Vultures: birds and metaphors

Argentine officials refer to the hedge funds that bought defaulted Argentine debt as "vulture funds."

Some people don't like this. A naturalist group, Aves Argentinas (AA), thinks the term is insulting - to actual vultures.

They probably have a point. After all, carrion-eating birds do have a useful function in their ecosystems. It takes imagination to argue the same for vulture funds in the world economy!

Actual vultures: they don't try to impoverish whole countries

As Soledad Vallejos explains in Los buitres tienen defensores Página/12 13.10.2014:

Si se califica de buitre, es negativo. La repetición de la metáfora, a cuento de juicios y deudas, terminó por subrayar, o más bien afianzar, el uso coloquial nada positivo del adjetivo. Si “fondo buitre” es aquel inversor que compra barata deuda de un país o una empresa débil apostando a un futuro no lejano en el que hará juicio para cobrar lo que parece incobrable, ¿quién podría pensar algo lindo del animal carroñero de marras?
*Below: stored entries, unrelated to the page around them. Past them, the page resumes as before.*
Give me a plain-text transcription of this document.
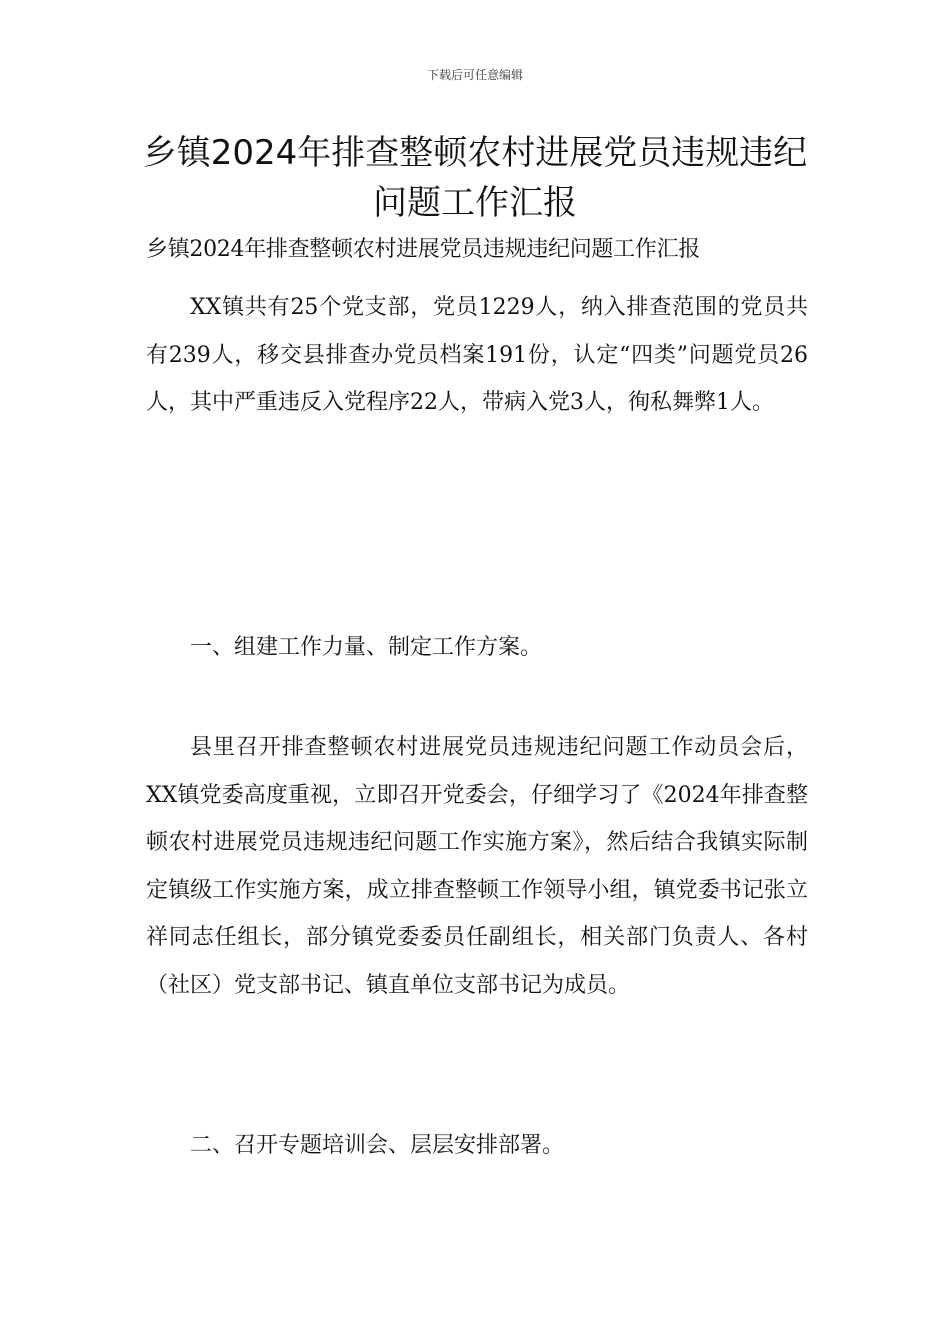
下载后可任意编辑
乡镇2024年排查整顿农村进展党员违规违纪问题工作汇报
乡镇2024年排查整顿农村进展党员违规违纪问题工作汇报

XX镇共有25个党支部，党员1229人，纳入排查范围的党员共有239人，移交县排查办党员档案191份，认定“四类”问题党员26人，其中严重违反入党程序22人，带病入党3人，徇私舞弊1人。

一、组建工作力量、制定工作方案。

县里召开排查整顿农村进展党员违规违纪问题工作动员会后，XX镇党委高度重视，立即召开党委会，仔细学习了《2024年排查整顿农村进展党员违规违纪问题工作实施方案》，然后结合我镇实际制定镇级工作实施方案，成立排查整顿工作领导小组，镇党委书记张立祥同志任组长，部分镇党委委员任副组长，相关部门负责人、各村（社区）党支部书记、镇直单位支部书记为成员。

二、召开专题培训会、层层安排部署。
[To be designated as a vulture is a negative thing. The repetition of the metaphor in reference to judges and debts, winds up underlining, or rather strrengthening, the not-at-all positive colloquial use of the adjective. If a "vulture fund" is that investor who buys old debt of a country or an ailing business, betting that in the not distant future that he will go to court to collect what appears uncollectable, who could ever think anything nice about the carrion-feeding animal?]
Another thing to dislike about vulture funds. They're giving innocent birds a bad name!